14. The Beatles, Cry Baby Cry . . . Haunting yet beautiful track from The White Album, written and sung by John Lennon and punctuated by Paul McCartney’s ‘can you take me back’ coda.

15. Neil Young, Like An Inca . . . How can you not get into, or at least try, a track that starts with the lyric ‘said the condor to the preying mantis’ ? This extended piece from 1982’s off the wall Kraftwerk-like electronic album Trans is actually a curveball within the context of the record, given it’s a ‘traditional’ or conventional-sounding Young song on an otherwise experimental entry. Geffen Records sued Young at the time for not sounding like Neil Young (?!, he obviously should be open to creating as his muse moves him but, understandably perhaps, Geffen would have been expecting Neil Young as folk or grunge Neil Young, not Kraftwerk or whatever). Young countersued in the interests of creative freedom. Both lawsuits were soon dropped and Young received a personal apology from label leader David Geffen for interfering in the creative process.

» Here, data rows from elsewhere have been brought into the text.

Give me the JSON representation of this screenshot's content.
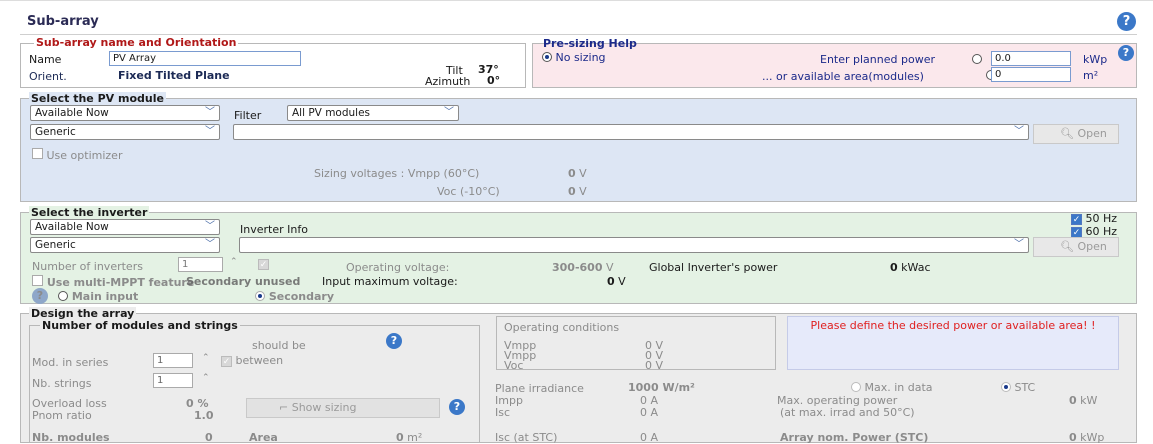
{
  "header": {
    "title": "Sub-array"
  },
  "orientation": {
    "legend": "Sub-array name and Orientation",
    "name_label": "Name",
    "name_value": "PV Array",
    "orient_label": "Orient.",
    "orient_value": "Fixed Tilted Plane",
    "tilt_label": "Tilt",
    "tilt_value": "37°",
    "azimuth_label": "Azimuth",
    "azimuth_value": "0°"
  },
  "presizing": {
    "legend": "Pre-sizing Help",
    "no_sizing": "No sizing",
    "power_label": "Enter planned power",
    "power_value": "0.0",
    "power_unit": "kWp",
    "area_label": "... or available area(modules)",
    "area_value": "0",
    "area_unit": "m²"
  },
  "pv_module": {
    "legend": "Select the PV module",
    "availability": "Available Now",
    "filter_label": "Filter",
    "filter_value": "All PV modules",
    "manufacturer": "Generic",
    "model": "",
    "open_label": "Open",
    "optimizer_label": "Use optimizer",
    "sizing_label": "Sizing voltages : Vmpp (60°C)",
    "vmpp_value": "0",
    "volt_unit": "V",
    "voc_label": "Voc  (-10°C)",
    "voc_value": "0"
  },
  "inverter": {
    "legend": "Select the inverter",
    "availability": "Available Now",
    "info_label": "Inverter Info",
    "hz50": "50 Hz",
    "hz60": "60 Hz",
    "manufacturer": "Generic",
    "model": "",
    "open_label": "Open",
    "num_label": "Number of inverters",
    "num_value": "1",
    "op_voltage_label": "Operating voltage:",
    "op_voltage_value": "300-600",
    "volt_unit": "V",
    "global_power_label": "Global Inverter's power",
    "global_power_value": "0",
    "global_power_unit": "kWac",
    "mppt_label": "Use multi-MPPT feature",
    "secondary_unused": "Secondary unused",
    "input_max_label": "Input maximum voltage:",
    "input_max_value": "0",
    "main_input": "Main input",
    "secondary": "Secondary"
  },
  "design": {
    "legend": "Design the array",
    "sub_legend": "Number of modules and strings",
    "should_be": "should be",
    "mod_series_label": "Mod. in series",
    "mod_series_value": "1",
    "between_label": "between",
    "nb_strings_label": "Nb. strings",
    "nb_strings_value": "1",
    "overload_label": "Overload loss",
    "overload_value": "0 %",
    "pnom_label": "Pnom ratio",
    "pnom_value": "1.0",
    "show_sizing": "Show sizing",
    "nb_modules_label": "Nb. modules",
    "nb_modules_value": "0",
    "area_label": "Area",
    "area_value": "0",
    "area_unit": "m²",
    "opcond_legend": "Operating conditions",
    "vmpp1_label": "Vmpp",
    "vmpp2_label": "Vmpp",
    "voc_label": "Voc",
    "v_zero": "0",
    "v_unit": "V",
    "warning": "Please define the desired power or available area! !",
    "irr_label": "Plane irradiance",
    "irr_value": "1000 W/m²",
    "max_in_data": "Max. in data",
    "stc": "STC",
    "impp_label": "Impp",
    "impp_value": "0 A",
    "isc_label": "Isc",
    "isc_value": "0 A",
    "maxop_label": "Max. operating power",
    "maxop_sub": "(at max. irrad and 50°C)",
    "maxop_value": "0",
    "maxop_unit": "kW",
    "isc_stc_label": "Isc (at STC)",
    "isc_stc_value": "0 A",
    "nom_power_label": "Array nom. Power (STC)",
    "nom_power_value": "0",
    "nom_power_unit": "kWp"
  }
}
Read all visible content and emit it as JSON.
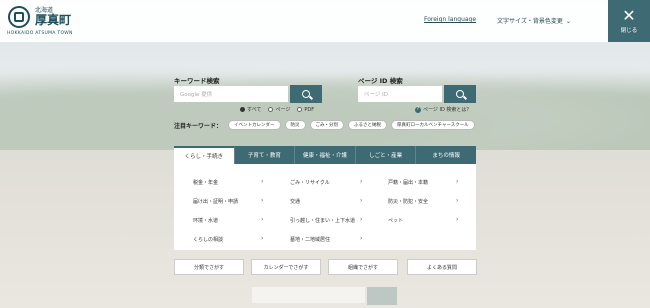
{
  "header": {
    "pref": "北海道",
    "town": "厚真町",
    "town_en": "HOKKAIDO ATSUMA TOWN",
    "lang_link": "Foreign language",
    "size_link": "文字サイズ・背景色変更",
    "close_label": "閉じる"
  },
  "keyword_search": {
    "label": "キーワード検索",
    "placeholder": "Google 提供"
  },
  "page_id_search": {
    "label": "ページ ID 検索",
    "placeholder": "ページ ID",
    "help": "ページ ID 検索とは？"
  },
  "radios": [
    {
      "label": "すべて",
      "checked": true
    },
    {
      "label": "ページ",
      "checked": false
    },
    {
      "label": "PDF",
      "checked": false
    }
  ],
  "hot_keywords": {
    "label": "注目キーワード：",
    "items": [
      "イベントカレンダー",
      "防災",
      "ごみ・分別",
      "ふるさと納税",
      "厚真町ローカルベンチャースクール"
    ]
  },
  "tabs": [
    "くらし・手続き",
    "子育て・教育",
    "健康・福祉・介護",
    "しごと・産業",
    "まちの情報"
  ],
  "panel_items": [
    [
      "税金・年金",
      "ごみ・リサイクル",
      "戸籍・届出・本籍"
    ],
    [
      "届け出・証明・申請",
      "交通",
      "防災・防犯・安全"
    ],
    [
      "环境・水道",
      "引っ越し・住まい・上下水道",
      "ペット"
    ],
    [
      "くらしの相談",
      "墓地・二地域居住",
      ""
    ]
  ],
  "bottom_buttons": [
    "分類でさがす",
    "カレンダーでさがす",
    "組織でさがす",
    "よくある質問"
  ],
  "colors": {
    "accent": "#3d6a73"
  }
}
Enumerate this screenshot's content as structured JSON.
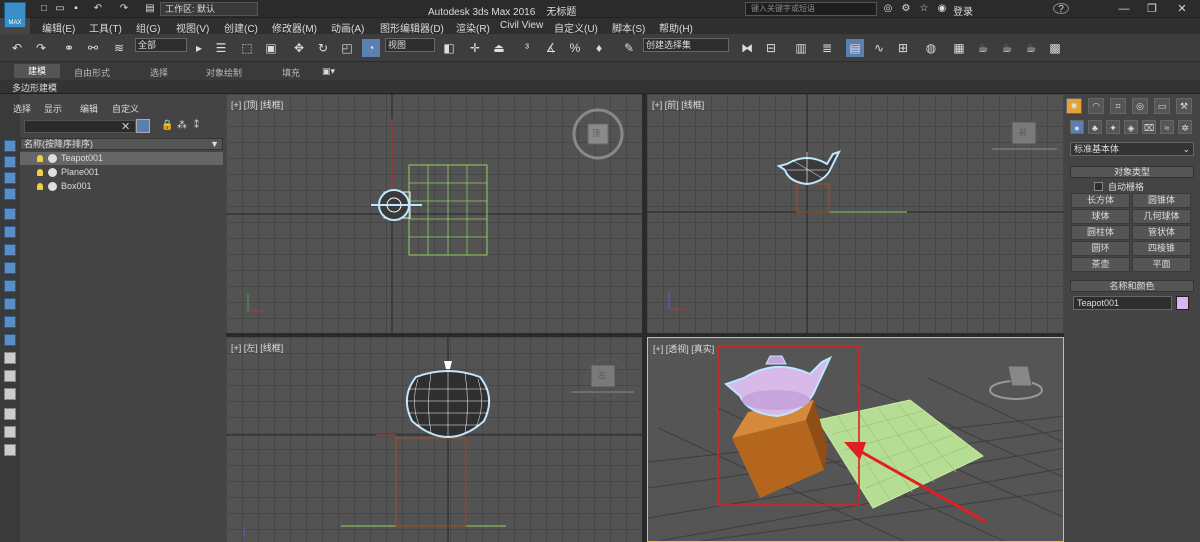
{
  "titlebar": {
    "logo_text": "MAX",
    "workspace": "工作区: 默认",
    "app_title": "Autodesk 3ds Max 2016",
    "doc_title": "无标题",
    "search_placeholder": "键入关键字或短语",
    "login": "登录",
    "help": "?"
  },
  "menu": [
    "编辑(E)",
    "工具(T)",
    "组(G)",
    "视图(V)",
    "创建(C)",
    "修改器(M)",
    "动画(A)",
    "图形编辑器(D)",
    "渲染(R)",
    "Civil View",
    "自定义(U)",
    "脚本(S)",
    "帮助(H)"
  ],
  "toolbar": {
    "selection_filter": "全部",
    "ref_coord": "视图",
    "named_selection": "创建选择集"
  },
  "ribbon": {
    "tabs": [
      "建模",
      "自由形式",
      "选择",
      "对象绘制",
      "填充"
    ],
    "panel": "多边形建模"
  },
  "scene_explorer": {
    "tabs": [
      "选择",
      "显示",
      "编辑",
      "自定义"
    ],
    "column_header": "名称(按降序排序)",
    "items": [
      {
        "name": "Teapot001",
        "selected": true
      },
      {
        "name": "Plane001",
        "selected": false
      },
      {
        "name": "Box001",
        "selected": false
      }
    ]
  },
  "viewports": {
    "top": "[+] [顶] [线框]",
    "front": "[+] [前] [线框]",
    "left": "[+] [左] [线框]",
    "persp": "[+] [透视] [真实]",
    "viewcube_top": "顶",
    "viewcube_front": "前",
    "viewcube_left": "左"
  },
  "command_panel": {
    "dropdown": "标准基本体",
    "object_type_header": "对象类型",
    "autogrid": "自动栅格",
    "buttons": [
      "长方体",
      "圆锥体",
      "球体",
      "几何球体",
      "圆柱体",
      "管状体",
      "圆环",
      "四棱锥",
      "茶壶",
      "平面"
    ],
    "name_color_header": "名称和颜色",
    "object_name": "Teapot001",
    "object_color": "#d7b7f0"
  },
  "annotation": {
    "highlight_color": "#e02020",
    "arrow_color": "#e02020"
  }
}
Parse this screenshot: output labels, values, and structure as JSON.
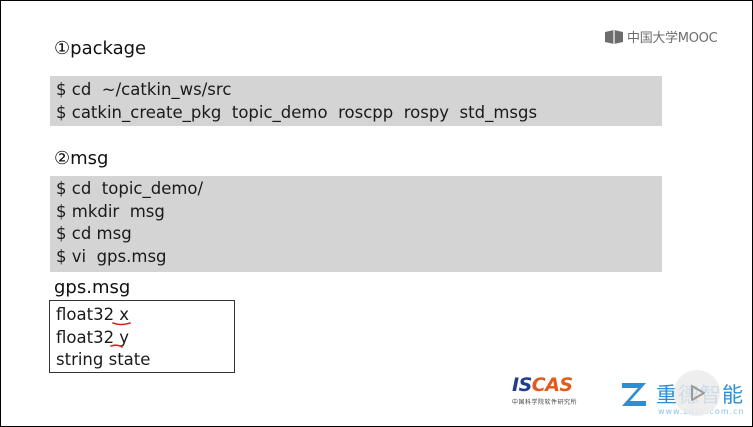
{
  "brand": {
    "mooc": "中国大学MOOC",
    "iscas": {
      "word_a": "IS",
      "word_b": "CAS",
      "subtitle": "中国科学院软件研究所"
    },
    "zhongruan": {
      "text": "重德智能",
      "url": "www.zdzn.com.cn"
    }
  },
  "sections": {
    "package": {
      "heading": "①package",
      "lines": [
        "$ cd  ~/catkin_ws/src",
        "$ catkin_create_pkg  topic_demo  roscpp  rospy  std_msgs"
      ]
    },
    "msg": {
      "heading": "②msg",
      "lines": [
        "$ cd  topic_demo/",
        "$ mkdir  msg",
        "$ cd msg",
        "$ vi  gps.msg"
      ]
    },
    "gps": {
      "heading": "gps.msg",
      "lines": [
        "float32 x",
        "float32 y",
        "string state"
      ]
    }
  },
  "colors": {
    "code_bg": "#d4d4d4",
    "annotation_red": "#e02020",
    "mooc_gray": "#6d6d6d",
    "iscas_blue": "#1f3d8a",
    "iscas_orange": "#e25a1c",
    "zhongruan_blue": "#2a8fd6"
  }
}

Trans is an interesting album as are all Young’s experiments – albeit not to all tastes – while he was signed to Geffen including Everybody’s Rockin’ (rockabilly) in 1983 and the country album Old Ways in 1985.

16. Groundhogs, Split, Parts 1-4 . . . Time to ‘split’ from the studio via this multi-part title suite from the British blues rock band’s 1971 album. They’re all individual songs, they each ‘end’ on a fadeout and aren’t conventionally connected yet are an overall unified piece.